Originally posted on The Temple News on February 18, 2020.
As Luke Carlos O’Reilly walks onto the stage of the Perelman Theater at the Kimmel Center, he is greeted by the cheers of hundreds of enthusiastic fourth graders.
O’Reilly, 2004 jazz piano performance alumnus, is a teaching artist in the center’s Jazz4Freedom program, which educates fourth graders from The School District of Philadelphia.
The program spans from December to March and sends teaching artists to various classrooms to educate them about jazz and civil rights concepts, said Susan Quinn, director of education at the Kimmel Center. The artists host dance workshops and poetry writing sessions in the schools, and then bring students to the center for a field trip performance.
“The coolest part about it is that we’re not going to the schools that can afford it, we’re going to the schools that need it,” O’Reilly said.
O’Reilly, along with other local performers, like jazz singer Warren Cooper, have performed for 300 students in the program’s live show at Perelman Theater. The program displays major elements of jazz, like a jazz quartet, tap dancing and scat singing several times a week for schools including Vare-Washington Elementary and Lewis C. Cassidy Academics Plus School.
Cooper, who’s known O’Reilly for almost 20 years, said they want to use jazz to inspire and pass it on to the next generation, so young people can express themselves.
“The great thing about educating kids about the music is giving them the principles of the base of the music, and equipping them to take the music to wherever the next place is,” Cooper said. “Jazz is an intrinsically organic music, and it’s kind of like tofu. It begins to take on the taste of the things around it.”
At the end of each field trip performance, Jazz4Freedom gives teachers a study guide to help them continue teaching jazz and performance art education. Students also participate in a post-show workshop about social change, according to the program’s website.
Quinn first came up with the idea in 2017 and the program started running last year.

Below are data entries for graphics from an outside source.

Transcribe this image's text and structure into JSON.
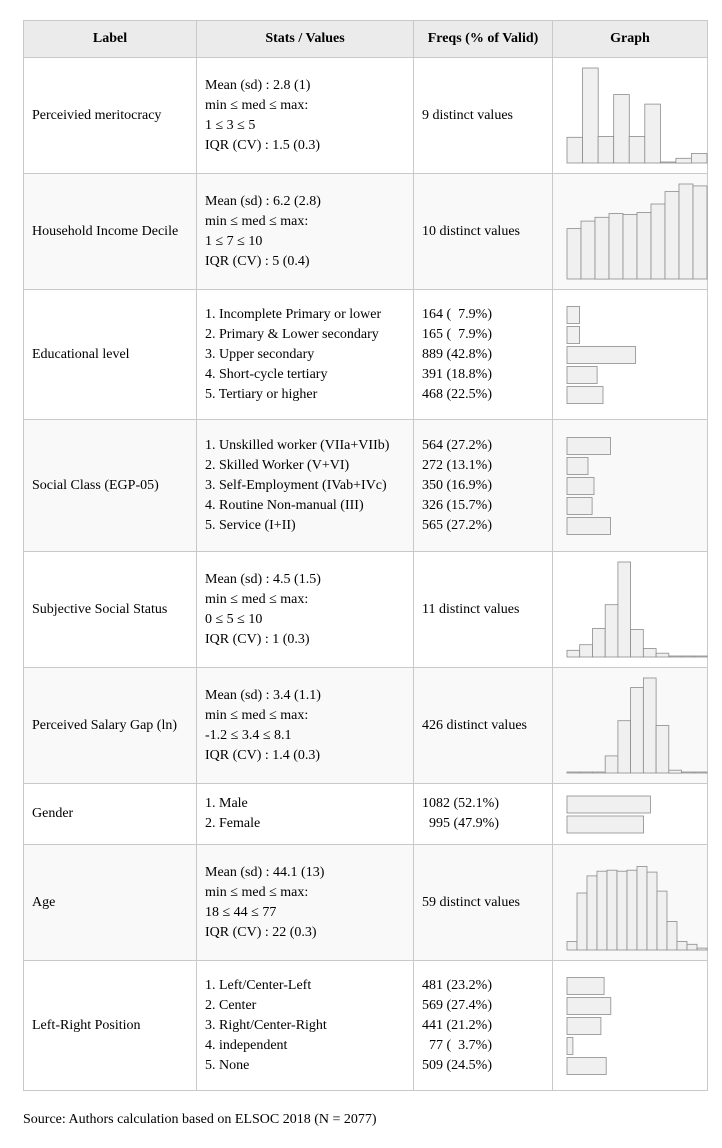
{
  "headers": [
    "Label",
    "Stats / Values",
    "Freqs (% of Valid)",
    "Graph"
  ],
  "rows": [
    {
      "label": "Perceivied meritocracy",
      "stats": [
        "Mean (sd) : 2.8 (1)",
        "min ≤ med ≤ max:",
        "1 ≤ 3 ≤ 5",
        "IQR (CV) : 1.5 (0.3)"
      ],
      "freqs": [
        "9 distinct values"
      ],
      "graph": {
        "type": "histogram",
        "values": [
          0.27,
          1.0,
          0.28,
          0.72,
          0.28,
          0.62,
          0.01,
          0.05,
          0.1
        ]
      }
    },
    {
      "label": "Household Income Decile",
      "stats": [
        "Mean (sd) : 6.2 (2.8)",
        "min ≤ med ≤ max:",
        "1 ≤ 7 ≤ 10",
        "IQR (CV) : 5 (0.4)"
      ],
      "freqs": [
        "10 distinct values"
      ],
      "graph": {
        "type": "histogram",
        "values": [
          0.53,
          0.61,
          0.65,
          0.69,
          0.68,
          0.7,
          0.79,
          0.92,
          1.0,
          0.98
        ]
      }
    },
    {
      "label": "Educational level",
      "stats": [
        "1. Incomplete Primary or lower",
        "2. Primary & Lower secondary",
        "3. Upper secondary",
        "4. Short-cycle tertiary",
        "5. Tertiary or higher"
      ],
      "freqs": [
        "164 (  7.9%)",
        "165 (  7.9%)",
        "889 (42.8%)",
        "391 (18.8%)",
        "468 (22.5%)"
      ],
      "graph": {
        "type": "bars",
        "values": [
          7.9,
          7.9,
          42.8,
          18.8,
          22.5
        ]
      }
    },
    {
      "label": "Social Class (EGP-05)",
      "stats": [
        "1. Unskilled worker (VIIa+VIIb)",
        "2. Skilled Worker (V+VI)",
        "3. Self-Employment (IVab+IVc)",
        "4. Routine Non-manual (III)",
        "5. Service (I+II)"
      ],
      "freqs": [
        "564 (27.2%)",
        "272 (13.1%)",
        "350 (16.9%)",
        "326 (15.7%)",
        "565 (27.2%)"
      ],
      "graph": {
        "type": "bars",
        "values": [
          27.2,
          13.1,
          16.9,
          15.7,
          27.2
        ]
      }
    },
    {
      "label": "Subjective Social Status",
      "stats": [
        "Mean (sd) : 4.5 (1.5)",
        "min ≤ med ≤ max:",
        "0 ≤ 5 ≤ 10",
        "IQR (CV) : 1 (0.3)"
      ],
      "freqs": [
        "11 distinct values"
      ],
      "graph": {
        "type": "histogram",
        "values": [
          0.07,
          0.13,
          0.3,
          0.55,
          1.0,
          0.29,
          0.09,
          0.04,
          0.01,
          0.01,
          0.005
        ]
      }
    },
    {
      "label": "Perceived Salary Gap (ln)",
      "stats": [
        "Mean (sd) : 3.4 (1.1)",
        "min ≤ med ≤ max:",
        "-1.2 ≤ 3.4 ≤ 8.1",
        "IQR (CV) : 1.4 (0.3)"
      ],
      "freqs": [
        "426 distinct values"
      ],
      "graph": {
        "type": "histogram",
        "values": [
          0.005,
          0.005,
          0.01,
          0.18,
          0.55,
          0.9,
          1.0,
          0.5,
          0.03,
          0.01,
          0.005
        ]
      }
    },
    {
      "label": "Gender",
      "stats": [
        "1. Male",
        "2. Female"
      ],
      "freqs": [
        "1082 (52.1%)",
        "  995 (47.9%)"
      ],
      "graph": {
        "type": "bars",
        "values": [
          52.1,
          47.9
        ]
      }
    },
    {
      "label": "Age",
      "stats": [
        "Mean (sd) : 44.1 (13)",
        "min ≤ med ≤ max:",
        "18 ≤ 44 ≤ 77",
        "IQR (CV) : 22 (0.3)"
      ],
      "freqs": [
        "59 distinct values"
      ],
      "graph": {
        "type": "histogram",
        "values": [
          0.09,
          0.6,
          0.78,
          0.83,
          0.84,
          0.83,
          0.84,
          0.88,
          0.82,
          0.62,
          0.3,
          0.09,
          0.06,
          0.02
        ]
      }
    },
    {
      "label": "Left-Right Position",
      "stats": [
        "1. Left/Center-Left",
        "2. Center",
        "3. Right/Center-Right",
        "4. independent",
        "5. None"
      ],
      "freqs": [
        "481 (23.2%)",
        "569 (27.4%)",
        "441 (21.2%)",
        "  77 (  3.7%)",
        "509 (24.5%)"
      ],
      "graph": {
        "type": "bars",
        "values": [
          23.2,
          27.4,
          21.2,
          3.7,
          24.5
        ]
      }
    }
  ],
  "source": "Source: Authors calculation based on ELSOC 2018 (N = 2077)",
  "colors": {
    "header_bg": "#ebebeb",
    "bar_fill": "#f0f0f0",
    "bar_stroke": "#8c8c8c",
    "grid": "#c9c9c9"
  }
}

“We looked around the city and the country and figured out what would be the best possible way to engage with the community, and one of the things we came up with were signature programs for fourth, fifth and sixth graders,” she said.
Quinn and her team negotiated with the school board so that the program could go hand-in-hand with what students are learning in class, she said.
“You can’t delve into the culture of Philadelphia without talking about jazz,” O’Reilly said.
O’Reilly, who was inspired by jazz pianist Oscar Peterson at a young age, also teaches jazz programs for preschoolers and high school students at the Kimmel Center.
He believes it is important for children, especially children of color, to understand jazz because of how essential it is in describing Black history in the United States.
“Even if you’re from a different country, jazz encompases so many different artists, so many different types of music, jazz is also a culture,” O’Reilly added.
The Kimmel Center wants to eventually expand the its programs so that it can reach more children, Quinn said.
“They’ve put together a very sound program,” O’Reilly said. “You’ve gotta find the formula to keep certain kids engaged.”